Memorial Day
Given that it’s Memorial Day, a day to honor those who have given their all for something they believed in, I had a moment to think about what I would fight to protect.
I was brought up in South Africa at the height of the Apartheid years. As a young kid it was easy to live in a particular oblivion. Young children relate to people not color, and we played happily with the African children we came across. There was an innocence to our interpersonal relationships…. until one fateful night when I was about ten years old, and in one fell swoop….a harsh knocking on our front door, a tense visit from the police, came the realization that the world I lived in, was not safe, and not as it seemed.
Our family car had been spotted outside a house where they were holding a gathering supporting the outlawed ANC. My parents who to this day claimed to have had no idea what had happened to the car, were under suspicion. But we were aware that from that day that we were ‘being watched’. The incident brought into sharp focus family values and important questions about what we as a liberal Jewish family really stood for.
The answer was clear. My parents were teenagers in WWII, and although their families had left Europe long before the horrors of that war, they could never condone the ill treatment of others simply because they looked different, spoke different languages or had different religious beliefs.
That fateful day, I grew up enough to start questioning my own ideology. Who was I? What was important enough to me to force my hand? At college I joined an anti-apartheid organization and risked my safety by going into the townships to teach African children to read. I was followed, spied on, had friends who were taken into custody where they tragically “slipped on a piece of soap in the shower” and were never seen again.
I can’t claim ultimate heroics. There were others who did much more. But I left South Africa at 22 refusing to live in a country whose value system was so at odds from my own. Many years have passed since that fateful day. South Africa has become a “Rainbow Nation” struggling with its identity but still proclaiming the most liberal constitution in the world.

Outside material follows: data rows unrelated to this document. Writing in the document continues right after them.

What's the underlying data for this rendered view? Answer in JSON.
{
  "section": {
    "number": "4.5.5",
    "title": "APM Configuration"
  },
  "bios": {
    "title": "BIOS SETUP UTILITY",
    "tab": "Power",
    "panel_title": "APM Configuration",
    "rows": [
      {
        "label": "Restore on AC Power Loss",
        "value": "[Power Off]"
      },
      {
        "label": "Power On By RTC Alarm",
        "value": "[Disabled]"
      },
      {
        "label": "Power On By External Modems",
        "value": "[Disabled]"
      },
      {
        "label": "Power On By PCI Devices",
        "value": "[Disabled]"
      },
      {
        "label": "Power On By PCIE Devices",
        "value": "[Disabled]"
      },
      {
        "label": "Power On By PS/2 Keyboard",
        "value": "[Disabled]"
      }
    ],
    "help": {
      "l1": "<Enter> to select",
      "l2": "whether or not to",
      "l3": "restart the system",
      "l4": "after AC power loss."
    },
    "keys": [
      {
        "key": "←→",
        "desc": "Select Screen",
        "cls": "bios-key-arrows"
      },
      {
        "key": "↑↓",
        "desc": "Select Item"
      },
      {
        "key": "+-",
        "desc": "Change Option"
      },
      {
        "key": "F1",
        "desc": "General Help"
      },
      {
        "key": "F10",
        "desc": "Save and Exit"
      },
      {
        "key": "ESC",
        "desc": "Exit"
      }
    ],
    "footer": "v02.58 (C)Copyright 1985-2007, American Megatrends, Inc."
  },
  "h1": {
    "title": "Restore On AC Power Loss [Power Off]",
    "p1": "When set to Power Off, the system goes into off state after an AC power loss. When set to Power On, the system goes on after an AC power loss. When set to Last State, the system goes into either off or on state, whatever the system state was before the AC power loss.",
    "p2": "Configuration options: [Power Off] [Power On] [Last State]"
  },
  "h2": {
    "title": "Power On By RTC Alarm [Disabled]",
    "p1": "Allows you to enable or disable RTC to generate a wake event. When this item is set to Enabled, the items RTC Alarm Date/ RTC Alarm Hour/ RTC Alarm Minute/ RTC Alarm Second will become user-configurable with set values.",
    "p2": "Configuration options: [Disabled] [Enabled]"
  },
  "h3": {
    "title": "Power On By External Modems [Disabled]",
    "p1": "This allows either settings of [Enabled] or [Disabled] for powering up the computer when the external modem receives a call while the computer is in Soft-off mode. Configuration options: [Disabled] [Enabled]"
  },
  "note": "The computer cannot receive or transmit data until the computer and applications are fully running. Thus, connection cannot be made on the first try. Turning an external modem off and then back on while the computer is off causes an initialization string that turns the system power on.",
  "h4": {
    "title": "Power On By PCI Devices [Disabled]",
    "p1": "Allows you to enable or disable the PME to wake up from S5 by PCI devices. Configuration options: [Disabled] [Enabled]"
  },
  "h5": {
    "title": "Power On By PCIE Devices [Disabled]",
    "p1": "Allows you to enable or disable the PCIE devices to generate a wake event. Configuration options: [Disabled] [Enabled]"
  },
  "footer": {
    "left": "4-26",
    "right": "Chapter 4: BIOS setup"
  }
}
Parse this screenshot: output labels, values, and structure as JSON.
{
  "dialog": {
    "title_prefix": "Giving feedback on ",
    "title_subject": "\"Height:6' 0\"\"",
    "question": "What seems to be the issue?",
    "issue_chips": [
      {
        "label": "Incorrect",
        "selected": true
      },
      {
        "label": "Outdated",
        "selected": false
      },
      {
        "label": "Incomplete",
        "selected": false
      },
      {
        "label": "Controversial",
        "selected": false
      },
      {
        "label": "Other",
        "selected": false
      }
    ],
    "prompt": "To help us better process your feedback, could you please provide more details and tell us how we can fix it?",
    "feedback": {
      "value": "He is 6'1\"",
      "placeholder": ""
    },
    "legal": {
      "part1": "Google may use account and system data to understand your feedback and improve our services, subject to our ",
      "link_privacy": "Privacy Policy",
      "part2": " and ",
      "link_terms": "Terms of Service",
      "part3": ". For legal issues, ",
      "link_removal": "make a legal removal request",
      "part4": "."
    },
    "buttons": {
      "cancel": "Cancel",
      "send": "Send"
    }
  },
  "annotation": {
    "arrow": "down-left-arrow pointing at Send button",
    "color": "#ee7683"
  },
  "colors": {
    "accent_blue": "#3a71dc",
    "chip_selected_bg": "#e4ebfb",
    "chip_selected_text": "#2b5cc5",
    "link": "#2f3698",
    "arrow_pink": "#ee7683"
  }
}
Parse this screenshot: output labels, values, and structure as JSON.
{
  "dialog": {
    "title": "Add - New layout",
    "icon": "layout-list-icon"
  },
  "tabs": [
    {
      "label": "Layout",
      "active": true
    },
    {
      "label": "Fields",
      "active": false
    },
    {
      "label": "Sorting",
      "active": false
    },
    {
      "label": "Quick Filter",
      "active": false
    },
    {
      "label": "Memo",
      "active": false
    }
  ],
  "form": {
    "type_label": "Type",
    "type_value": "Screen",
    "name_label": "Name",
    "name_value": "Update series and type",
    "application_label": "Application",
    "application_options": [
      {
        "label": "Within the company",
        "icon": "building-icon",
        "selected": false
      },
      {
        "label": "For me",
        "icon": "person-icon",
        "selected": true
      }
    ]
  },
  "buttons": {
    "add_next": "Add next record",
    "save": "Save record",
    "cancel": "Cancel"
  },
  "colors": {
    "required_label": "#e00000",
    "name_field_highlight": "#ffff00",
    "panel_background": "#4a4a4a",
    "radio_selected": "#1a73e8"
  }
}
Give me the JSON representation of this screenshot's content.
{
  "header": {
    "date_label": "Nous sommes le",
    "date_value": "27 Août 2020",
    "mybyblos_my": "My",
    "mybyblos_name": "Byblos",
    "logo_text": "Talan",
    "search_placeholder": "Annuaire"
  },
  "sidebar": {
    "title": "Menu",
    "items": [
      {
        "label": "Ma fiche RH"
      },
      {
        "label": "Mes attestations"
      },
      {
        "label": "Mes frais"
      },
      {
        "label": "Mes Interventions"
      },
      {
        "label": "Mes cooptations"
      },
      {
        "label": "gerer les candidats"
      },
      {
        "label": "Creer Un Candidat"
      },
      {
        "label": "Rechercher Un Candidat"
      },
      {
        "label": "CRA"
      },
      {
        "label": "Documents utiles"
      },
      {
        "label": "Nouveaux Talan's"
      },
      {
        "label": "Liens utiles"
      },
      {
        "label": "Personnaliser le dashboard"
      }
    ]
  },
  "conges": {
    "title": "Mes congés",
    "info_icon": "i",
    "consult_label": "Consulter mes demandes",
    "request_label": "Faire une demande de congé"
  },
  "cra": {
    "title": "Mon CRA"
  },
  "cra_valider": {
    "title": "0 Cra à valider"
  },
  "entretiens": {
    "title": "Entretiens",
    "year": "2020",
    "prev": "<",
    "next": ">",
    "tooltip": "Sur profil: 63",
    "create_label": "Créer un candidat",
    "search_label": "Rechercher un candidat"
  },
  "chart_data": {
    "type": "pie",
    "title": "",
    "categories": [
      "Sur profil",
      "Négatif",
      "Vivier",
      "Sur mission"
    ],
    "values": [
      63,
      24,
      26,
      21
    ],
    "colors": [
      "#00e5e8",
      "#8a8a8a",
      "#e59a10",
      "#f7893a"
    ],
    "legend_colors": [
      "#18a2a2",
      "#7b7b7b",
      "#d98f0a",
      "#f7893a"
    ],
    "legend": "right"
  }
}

And I live in the US, a country that promised freedom and equal opportunity to all……a dream that I’m watching fraction into a weird form of nightmarish déjà vu with all the polarization that is happening on our current political stage. It begs again the question…..what do I stand for? What would I fight to protect?
I know that when we ignore the importance of our own stories, we are in pain. And I know that when we ignore the importance of the stories of others, we perpetuate pain. And that when we dominate other people’s dreams and way of life, and ignore the gift that can happen when people come together from an honoring place, we create more pain”. I know I cannot condone creating pain. That I stand for promoting fellowship, peace, understanding and honoring the beauty of diversity in the world!